Precious metals appear to be recovering nicely after Wednesday’s punitive selloff. Although we initially assumed it might take a few weeks for gold and silver to build a base for the next moon shot, yesterday’s price action hinted that bullion quotes could be off and running much sooner. To be sure, the price action yesterday just inches from ground zero was relatively timid, with small gains driving the markets. However, that was to be expected, given the ferocity of the previous day’s plunge. It would have scared hell out of many investors, turning them cautious for the time being. But perhaps not for long. What was most encouraging about yesterday’s rally was its calmness, with relatively few of the whoops, feints and dives that characterize nervous markets. In fact, bulls made their ascent the way an experienced rock climber would scale an imposing cliff – i.e., one secure handhold/foothold at a time.

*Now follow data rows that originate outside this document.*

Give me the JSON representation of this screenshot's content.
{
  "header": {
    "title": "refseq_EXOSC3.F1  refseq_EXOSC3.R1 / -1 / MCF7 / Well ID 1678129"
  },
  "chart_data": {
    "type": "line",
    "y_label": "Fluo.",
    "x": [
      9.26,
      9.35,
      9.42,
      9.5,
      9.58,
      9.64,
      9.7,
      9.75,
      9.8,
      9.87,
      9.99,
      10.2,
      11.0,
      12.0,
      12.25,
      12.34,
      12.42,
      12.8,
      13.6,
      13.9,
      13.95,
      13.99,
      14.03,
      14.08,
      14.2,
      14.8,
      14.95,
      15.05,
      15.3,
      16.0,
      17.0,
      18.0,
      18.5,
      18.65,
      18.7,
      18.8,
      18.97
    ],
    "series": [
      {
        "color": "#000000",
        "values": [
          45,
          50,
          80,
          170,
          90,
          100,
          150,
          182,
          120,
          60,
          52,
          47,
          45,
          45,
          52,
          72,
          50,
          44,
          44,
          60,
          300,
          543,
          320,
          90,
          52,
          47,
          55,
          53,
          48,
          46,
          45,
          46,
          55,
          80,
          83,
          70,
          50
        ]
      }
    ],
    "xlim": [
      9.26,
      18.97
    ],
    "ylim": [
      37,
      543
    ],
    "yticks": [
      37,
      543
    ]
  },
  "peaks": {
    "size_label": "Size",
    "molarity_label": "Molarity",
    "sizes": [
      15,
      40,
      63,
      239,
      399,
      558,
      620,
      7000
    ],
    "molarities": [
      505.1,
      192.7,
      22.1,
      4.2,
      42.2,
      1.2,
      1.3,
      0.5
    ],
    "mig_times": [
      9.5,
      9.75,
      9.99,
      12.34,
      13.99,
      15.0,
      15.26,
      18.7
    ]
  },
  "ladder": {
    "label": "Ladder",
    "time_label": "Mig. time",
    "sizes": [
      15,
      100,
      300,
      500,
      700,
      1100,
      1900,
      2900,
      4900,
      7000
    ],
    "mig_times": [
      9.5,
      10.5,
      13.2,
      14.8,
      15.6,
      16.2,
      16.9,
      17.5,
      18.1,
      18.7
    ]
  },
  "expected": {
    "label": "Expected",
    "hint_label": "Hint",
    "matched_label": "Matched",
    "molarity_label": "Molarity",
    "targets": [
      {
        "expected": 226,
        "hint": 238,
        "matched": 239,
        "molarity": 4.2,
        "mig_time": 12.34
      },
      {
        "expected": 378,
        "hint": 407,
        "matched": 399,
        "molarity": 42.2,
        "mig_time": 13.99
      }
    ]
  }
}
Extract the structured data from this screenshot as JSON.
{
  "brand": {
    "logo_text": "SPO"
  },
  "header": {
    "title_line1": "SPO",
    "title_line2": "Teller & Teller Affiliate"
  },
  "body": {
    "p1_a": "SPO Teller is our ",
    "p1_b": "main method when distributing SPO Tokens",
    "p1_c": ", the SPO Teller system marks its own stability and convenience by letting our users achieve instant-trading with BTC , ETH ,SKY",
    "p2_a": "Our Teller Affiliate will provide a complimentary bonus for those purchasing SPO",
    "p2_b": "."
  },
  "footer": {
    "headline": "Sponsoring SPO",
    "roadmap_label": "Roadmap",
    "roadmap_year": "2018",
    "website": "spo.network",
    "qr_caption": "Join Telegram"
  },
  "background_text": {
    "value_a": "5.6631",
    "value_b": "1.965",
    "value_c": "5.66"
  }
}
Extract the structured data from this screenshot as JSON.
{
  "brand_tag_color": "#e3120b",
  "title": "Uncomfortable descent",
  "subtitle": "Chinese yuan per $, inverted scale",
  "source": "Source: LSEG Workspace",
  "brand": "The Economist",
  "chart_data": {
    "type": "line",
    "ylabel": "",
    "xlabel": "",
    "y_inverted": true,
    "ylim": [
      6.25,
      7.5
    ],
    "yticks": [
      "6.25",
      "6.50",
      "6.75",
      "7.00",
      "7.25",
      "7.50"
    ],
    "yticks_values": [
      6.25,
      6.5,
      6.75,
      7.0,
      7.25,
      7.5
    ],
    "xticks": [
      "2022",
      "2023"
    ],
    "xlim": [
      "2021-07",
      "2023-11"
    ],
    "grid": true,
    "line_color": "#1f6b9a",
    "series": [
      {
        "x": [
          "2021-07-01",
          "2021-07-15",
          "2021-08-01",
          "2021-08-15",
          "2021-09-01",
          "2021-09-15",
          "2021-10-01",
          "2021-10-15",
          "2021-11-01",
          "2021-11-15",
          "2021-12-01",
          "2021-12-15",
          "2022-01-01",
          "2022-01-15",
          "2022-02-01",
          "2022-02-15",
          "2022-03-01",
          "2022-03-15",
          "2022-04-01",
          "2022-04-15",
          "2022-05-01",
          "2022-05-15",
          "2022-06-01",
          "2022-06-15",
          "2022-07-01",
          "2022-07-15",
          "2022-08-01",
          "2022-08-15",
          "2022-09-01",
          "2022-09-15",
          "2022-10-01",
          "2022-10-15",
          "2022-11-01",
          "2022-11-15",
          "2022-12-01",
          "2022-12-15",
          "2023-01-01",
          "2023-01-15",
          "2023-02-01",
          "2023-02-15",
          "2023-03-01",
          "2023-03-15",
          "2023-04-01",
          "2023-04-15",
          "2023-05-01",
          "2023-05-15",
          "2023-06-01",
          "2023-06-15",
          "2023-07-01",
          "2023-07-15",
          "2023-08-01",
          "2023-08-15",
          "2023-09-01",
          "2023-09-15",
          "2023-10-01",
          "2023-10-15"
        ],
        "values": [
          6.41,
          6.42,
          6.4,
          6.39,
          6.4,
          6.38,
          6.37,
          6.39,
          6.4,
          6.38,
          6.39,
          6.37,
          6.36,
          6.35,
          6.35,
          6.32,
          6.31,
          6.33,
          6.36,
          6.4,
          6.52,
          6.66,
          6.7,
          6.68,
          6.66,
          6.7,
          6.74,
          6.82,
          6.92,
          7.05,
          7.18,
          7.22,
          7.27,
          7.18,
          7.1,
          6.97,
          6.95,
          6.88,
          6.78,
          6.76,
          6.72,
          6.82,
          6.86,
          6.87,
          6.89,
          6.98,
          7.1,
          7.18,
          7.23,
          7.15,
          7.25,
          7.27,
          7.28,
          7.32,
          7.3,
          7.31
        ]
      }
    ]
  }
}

From a technical standpoint, the chart above shows what Comex May Silver must do before we assume that the trauma from Wednesday’s shock-and-awe selloff has mostly worn off. If you happen to trade the metals, we’d recommend setting an alert a tick above the highlighted peak at 36.185; for that is where bulls will once again have the bad guys on the run. The peak may not look like much – in the parlance of our proprietary Hidden Pivot Method, it is known as a “peak along the wall” — but it can be quite useful for purposes of gauging the determination and confidence of buyers. And if they’ve got the guts we think they’ve got, they should be able to push the futures through the resistance today or perhaps Sunday night with little or no evidence of deflection. [Follow the action from ringside with afree trial subscriptiontoRick’s Picks]
Shades of ‘Easy Al’
In effect, they would be saying they don’t give a rat’s ass about “Helicopter Ben” Bernanke’s testimony before Congress the other day. No one is quite sure what the Fed Chairman said, let alone what he meant. But you can hardly blame the guy for using “Easy Al” Greenspan’s tactic of speaking meaningless drivel when the goal is to obfuscate the ugly, inescapable truth that the global financial system is headed for collapse. Wall Street probably cares less about this than you might think, since its denizens are wont to assume that any spectacular move in the markets, be it up or down, represents opportunity. The hubris of this line of thinking was nicely described by one Robert Mockan, posting at the web site of our friend Max Keiser yesterday in response to our commentary. Mockan noticed something that had caught our attention as well – that with currency and bullion futures in a state of hysteria on Wednesday, the stock market barely budged. “The market moved a little,” wrote Mockan, “but not nearly what it should have if there was anything legitimate happening. All the USD base forex currency pairs crashed. And the manipulation was very well executed. Positive feedback was increased and we saw large percentage losses in everything that traders had positions open. Insiders knew the score and they raked it in.” As they probably did. Or didn’t you know that it’s a rigged game?